DNANexus said recently that it has raised $15 million in a Series C financing round, and company officials told BioInform this week that the funds are earmarked for commercialization efforts and to scale up to better support global customers.
According to CEO Richard Daly, in 2013 the company "largely perfected the functionality that allows us to support customers' genomic data into the cloud" working in concert with large genomics centers, pharmaceutical companies, commercial test developers, and kit manufactures.
An example of one such collaboration, which was made public in October, involved the Human Genome Sequencing Center at Baylor College of Medicine. Together, the partners processed whole-genome and whole-exome data generated at BCM from more than 14,000 individuals participating in a study that aims to understand genetics' contributions to heart disease and aging. They analyzed the data on the DNANexus cloud using a variant calling pipeline named Mercury developed by BCM researchers.
Projects like the Baylor study have "proven the concept of what we do [and] the business model and now we just need to drive customer utilization," Daly said. Also, demand for the company's platform is growing globally with customers cropping up in Asia-Pacific and Europe in addition to North America, and ongoing plans to expand into the South American market, he said. Meeting those demands calls for some improvements to underlying cloud technology and so "some of what we are doing is to work with our cloud providers to be able to provide some of that functionality in those different zones."
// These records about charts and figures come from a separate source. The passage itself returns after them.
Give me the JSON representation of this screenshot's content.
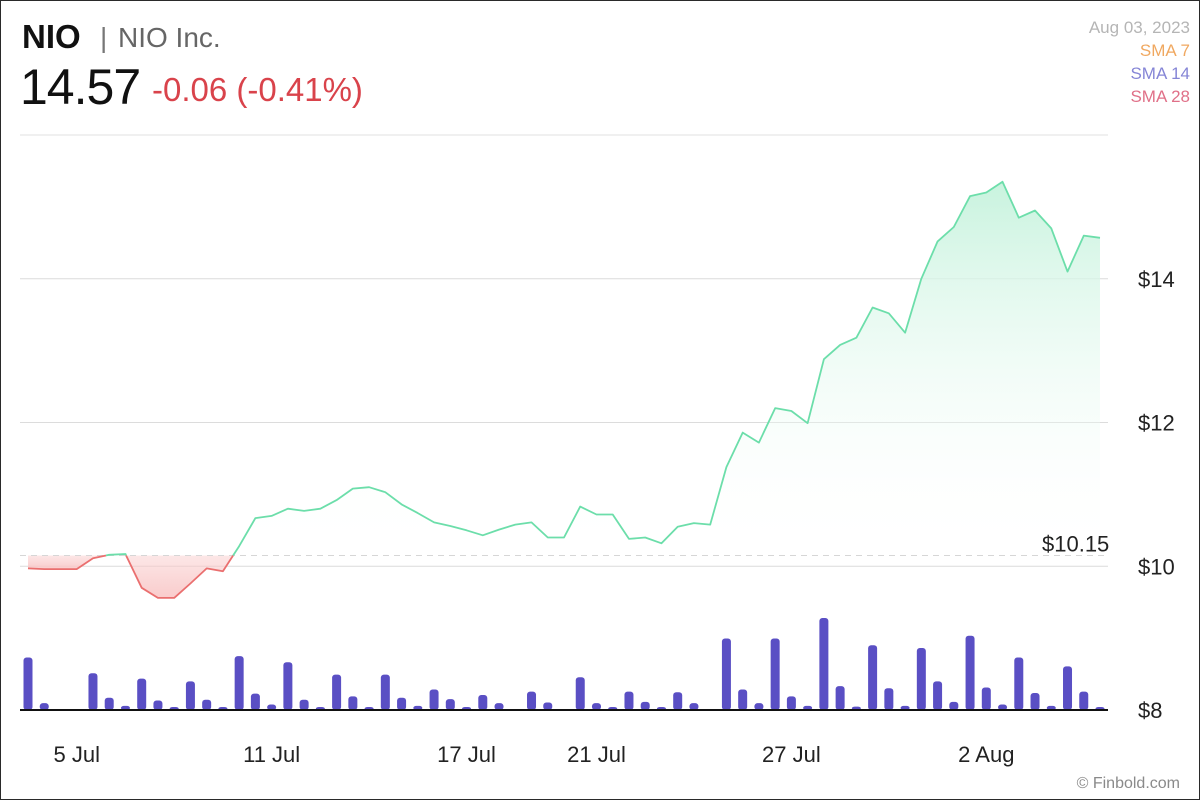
{
  "header": {
    "ticker": "NIO",
    "separator": "|",
    "company": "NIO Inc.",
    "price": "14.57",
    "change": "-0.06 (-0.41%)"
  },
  "legend": {
    "date": "Aug 03, 2023",
    "items": [
      {
        "label": "SMA 7",
        "color": "#f0a860"
      },
      {
        "label": "SMA 14",
        "color": "#8585d6"
      },
      {
        "label": "SMA 28",
        "color": "#e07088"
      }
    ]
  },
  "credit": "© Finbold.com",
  "chart_data": {
    "type": "line",
    "y_unit": "$",
    "ylim": [
      8,
      16
    ],
    "y_ticks": [
      {
        "value": 8,
        "label": "$8"
      },
      {
        "value": 10,
        "label": "$10"
      },
      {
        "value": 12,
        "label": "$12"
      },
      {
        "value": 14,
        "label": "$14"
      }
    ],
    "x_ticks": [
      {
        "label": "5 Jul",
        "index": 3
      },
      {
        "label": "11 Jul",
        "index": 15
      },
      {
        "label": "17 Jul",
        "index": 27
      },
      {
        "label": "21 Jul",
        "index": 35
      },
      {
        "label": "27 Jul",
        "index": 47
      },
      {
        "label": "2 Aug",
        "index": 59
      }
    ],
    "reference": {
      "value": 10.15,
      "label": "$10.15"
    },
    "colors": {
      "up": "#6cdeaa",
      "down": "#ea6f6f",
      "up_fill": "#c8f3de",
      "down_fill": "#f9c9c9",
      "volume": "#5a4fc4"
    },
    "price": [
      9.97,
      9.96,
      9.96,
      9.96,
      10.11,
      10.16,
      10.17,
      9.7,
      9.56,
      9.56,
      9.76,
      9.97,
      9.93,
      10.28,
      10.67,
      10.7,
      10.8,
      10.77,
      10.8,
      10.92,
      11.08,
      11.1,
      11.03,
      10.86,
      10.74,
      10.61,
      10.56,
      10.5,
      10.43,
      10.51,
      10.58,
      10.61,
      10.4,
      10.4,
      10.83,
      10.72,
      10.72,
      10.38,
      10.4,
      10.32,
      10.55,
      10.6,
      10.58,
      11.38,
      11.86,
      11.72,
      12.2,
      12.16,
      11.99,
      12.88,
      13.08,
      13.18,
      13.6,
      13.52,
      13.25,
      14.0,
      14.52,
      14.72,
      15.15,
      15.2,
      15.35,
      14.85,
      14.95,
      14.7,
      14.1,
      14.6,
      14.57
    ],
    "volume": [
      7.7,
      1.0,
      0,
      0,
      5.4,
      1.8,
      0.6,
      4.6,
      1.4,
      0.3,
      4.2,
      1.5,
      0.4,
      7.9,
      2.4,
      0.8,
      7.0,
      1.5,
      0.2,
      5.2,
      2.0,
      0.4,
      5.2,
      1.8,
      0.6,
      3.0,
      1.6,
      0.3,
      2.2,
      1.0,
      0,
      2.7,
      1.1,
      0,
      4.8,
      1.0,
      0.3,
      2.7,
      1.2,
      0.4,
      2.6,
      1.0,
      0,
      10.5,
      3.0,
      1.0,
      10.5,
      2.0,
      0.6,
      13.5,
      3.5,
      0.5,
      9.5,
      3.2,
      0.6,
      9.1,
      4.2,
      1.2,
      10.9,
      3.3,
      0.8,
      7.7,
      2.5,
      0.6,
      6.4,
      2.7,
      0.4
    ]
  }
}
DNANexus also plans to develop "enterprise-focused features" for its platform that will enable customers such as large pharma companies to better manage internal and external research interactions, Andreas Sundquist, the company's chief technology officer and co-founder, told BioInform. Examples of such features include stronger security measures that better control users' access and collaborative activities, he said.
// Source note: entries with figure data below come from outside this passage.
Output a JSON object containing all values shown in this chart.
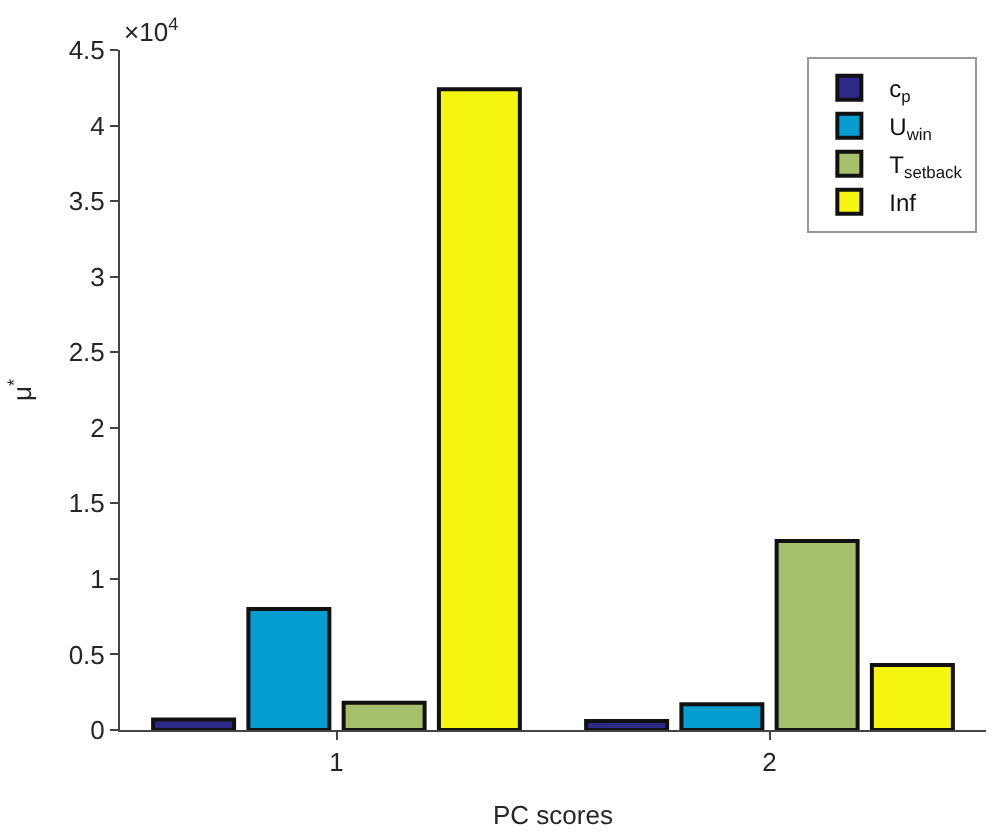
{
  "chart_data": {
    "type": "bar",
    "xlabel": "PC scores",
    "ylabel": "μ$^{*}$",
    "categories": [
      "1",
      "2"
    ],
    "series": [
      {
        "name": "c$_{p}$",
        "color": "#2e2a8a",
        "values": [
          0.07,
          0.06
        ]
      },
      {
        "name": "U$_{win}$",
        "color": "#069dd0",
        "values": [
          0.8,
          0.17
        ]
      },
      {
        "name": "T$_{setback}$",
        "color": "#a5bf6a",
        "values": [
          0.18,
          1.25
        ]
      },
      {
        "name": "Inf",
        "color": "#f5f50f",
        "values": [
          4.24,
          0.43
        ]
      }
    ],
    "ylim": [
      0,
      4.5
    ],
    "yticks": [
      0,
      0.5,
      1,
      1.5,
      2,
      2.5,
      3,
      3.5,
      4,
      4.5
    ],
    "annotations": [
      "×10$^{4}$"
    ],
    "legend": "top right"
  }
}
The company will also continue to expand its cloud infrastructure to provide better support for clinical users, Sundquist said. Last year, DNANexus began offering cloud infrastructure for clinical testing laboratories to run their analysis pipelines and store data hoping to appeal, in particular, to newly established vendors wanting to avoid large upfront investments in local compute infrastructure for their tests. It would also provide a centralized environment for these labs to manage and access diverse datasets, connect with collaborators, and share tools, the company said.
Efforts here, Sunquist said, will include expanding the types of data "we host in DNANexus from primarily genotypic data to a much broader base of information including phenotypic and other clinical information" to better enable clinical diagnostics.
DNANexus' funding round was led by Claremont Creek Ventures, Google Ventures, TPG Biotech, and First Round Capital.